I have a Dual GPU card named Titan Z. I have Matlab 2016a trying to solve a sparse Ax=b equation set for different 'b' values. Titan Z has two GPUs and 6 GB ram for each gpu

Here is the problem.

  1. If I solve a Ax=b problem on 1 GPU, let's say a 'A' matrix size of 2GB, Matlab copies this matrix to each GPU's vram. GPU-Z reports that each GPU has 2 GB of data and only 1 GPU is working
  2. If I solve two Ax=b problem on 2 GPU, let's say 'A' matrix size of 2GB, Matlab again copies this matrix to each GPU's vram twice. Now GPU-Z reports that each GPU has 4GB of data and two GPU is working simultaneously.
  3. If I try to solve a '4GB' problem simultaneously Nvidia driver crashes due to insufficient Vram. But I can solve it on one GPU. not on 2 GPU simultaneously.

Problem is Matlab copies those matrices twice, when it is not needed, more interestingly, it does this when two GPUs uses exact same 'A' matrix but different 'b' vectors.

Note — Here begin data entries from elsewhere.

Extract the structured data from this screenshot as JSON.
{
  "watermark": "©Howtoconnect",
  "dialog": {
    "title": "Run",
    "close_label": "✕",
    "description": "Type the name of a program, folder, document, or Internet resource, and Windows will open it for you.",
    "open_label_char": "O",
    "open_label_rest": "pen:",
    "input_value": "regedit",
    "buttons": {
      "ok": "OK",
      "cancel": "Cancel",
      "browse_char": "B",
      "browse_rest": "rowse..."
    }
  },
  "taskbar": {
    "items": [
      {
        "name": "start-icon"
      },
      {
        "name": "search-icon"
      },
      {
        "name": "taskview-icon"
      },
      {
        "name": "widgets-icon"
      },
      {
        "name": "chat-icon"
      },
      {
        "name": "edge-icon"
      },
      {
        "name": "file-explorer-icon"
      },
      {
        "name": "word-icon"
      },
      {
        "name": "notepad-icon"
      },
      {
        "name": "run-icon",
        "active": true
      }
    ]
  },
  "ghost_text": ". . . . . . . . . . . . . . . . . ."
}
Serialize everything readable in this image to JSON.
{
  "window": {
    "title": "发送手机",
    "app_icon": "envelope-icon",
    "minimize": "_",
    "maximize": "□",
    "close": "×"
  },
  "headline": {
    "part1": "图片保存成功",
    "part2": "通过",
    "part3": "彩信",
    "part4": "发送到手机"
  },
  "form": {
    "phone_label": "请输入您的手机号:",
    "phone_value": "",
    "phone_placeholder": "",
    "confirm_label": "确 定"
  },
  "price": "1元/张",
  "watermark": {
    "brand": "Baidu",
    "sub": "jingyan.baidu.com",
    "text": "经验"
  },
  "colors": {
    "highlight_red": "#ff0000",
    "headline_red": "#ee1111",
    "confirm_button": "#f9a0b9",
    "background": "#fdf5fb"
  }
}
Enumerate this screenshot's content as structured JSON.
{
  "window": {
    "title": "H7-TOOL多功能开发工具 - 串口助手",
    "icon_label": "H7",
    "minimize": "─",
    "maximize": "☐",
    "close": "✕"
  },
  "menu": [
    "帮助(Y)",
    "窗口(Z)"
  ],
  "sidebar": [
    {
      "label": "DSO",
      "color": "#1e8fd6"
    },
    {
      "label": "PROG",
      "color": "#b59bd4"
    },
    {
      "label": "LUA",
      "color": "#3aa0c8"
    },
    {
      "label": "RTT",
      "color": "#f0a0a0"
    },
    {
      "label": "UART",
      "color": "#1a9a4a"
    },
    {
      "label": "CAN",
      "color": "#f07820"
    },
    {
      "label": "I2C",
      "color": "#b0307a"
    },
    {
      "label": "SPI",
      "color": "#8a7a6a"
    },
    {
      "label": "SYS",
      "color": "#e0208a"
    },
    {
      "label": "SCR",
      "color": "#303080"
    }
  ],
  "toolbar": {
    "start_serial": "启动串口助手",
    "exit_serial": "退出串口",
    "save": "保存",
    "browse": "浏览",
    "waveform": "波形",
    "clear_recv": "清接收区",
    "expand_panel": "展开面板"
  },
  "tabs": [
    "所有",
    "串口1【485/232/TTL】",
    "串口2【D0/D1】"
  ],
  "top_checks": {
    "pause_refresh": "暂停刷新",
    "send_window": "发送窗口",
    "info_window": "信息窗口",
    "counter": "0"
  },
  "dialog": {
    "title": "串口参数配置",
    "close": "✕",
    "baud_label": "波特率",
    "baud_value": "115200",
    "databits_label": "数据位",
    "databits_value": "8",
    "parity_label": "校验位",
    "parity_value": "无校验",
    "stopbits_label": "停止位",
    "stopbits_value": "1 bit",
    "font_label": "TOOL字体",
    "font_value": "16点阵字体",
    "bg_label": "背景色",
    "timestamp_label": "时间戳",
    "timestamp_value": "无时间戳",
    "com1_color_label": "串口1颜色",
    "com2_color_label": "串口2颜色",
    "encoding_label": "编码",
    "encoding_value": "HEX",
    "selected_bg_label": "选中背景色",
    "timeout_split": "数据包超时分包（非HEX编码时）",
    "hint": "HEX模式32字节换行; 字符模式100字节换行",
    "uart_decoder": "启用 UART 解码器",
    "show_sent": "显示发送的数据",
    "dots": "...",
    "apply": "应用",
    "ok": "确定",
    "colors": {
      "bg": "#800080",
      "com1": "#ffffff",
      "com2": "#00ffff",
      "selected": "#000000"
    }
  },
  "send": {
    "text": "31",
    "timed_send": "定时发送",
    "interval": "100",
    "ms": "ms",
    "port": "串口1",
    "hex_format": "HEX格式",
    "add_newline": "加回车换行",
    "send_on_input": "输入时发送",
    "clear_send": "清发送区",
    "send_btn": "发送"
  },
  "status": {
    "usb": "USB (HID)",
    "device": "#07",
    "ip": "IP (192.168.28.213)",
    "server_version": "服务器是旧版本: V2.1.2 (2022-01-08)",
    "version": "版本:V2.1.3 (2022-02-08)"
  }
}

How can I solve this problem?

piyushj
  • 1,546
  • 5
  • 21
  • 29
coercion
  • 53
  • 7
  • Could you share your code? Are you using `spmd` or similar? – Edric Jul 27 '16 at 07:54
  • It is pretty simply actually. I'm using gpuArray to allocate and transfer and after that I use the parfor loop (i=1:2) to solve the equation set. on GPU. – coercion Jul 27 '16 at 12:38
  • So you are not building the `gpuArray` inside the `parfor` loop? What happens if you do build the `gpuArray`s inside `parfor`? – Edric Jul 28 '16 at 07:27
  • I also tried building it inside. I even called gpuDevice inside make sure it goes to correct GPU. I tried many other things. I'm suspecting that Nvidia driver mirrors any data goes to one GPU since this is a dual GPU card. Next step I will plug in another GPU to see if it copies it to the third one too. Again I must remind you that both GPU's must have same matrix but different vector `b` – coercion Jul 28 '16 at 10:27

1 Answers1

0

It is a bit late reply to my own question but here is the solution. Disabling multi-GPU mode in Nvidia Control Panel solved the problem. Basically it disables the sli and gpus can run independently. It was simple as that.

coercion
  • 53
  • 7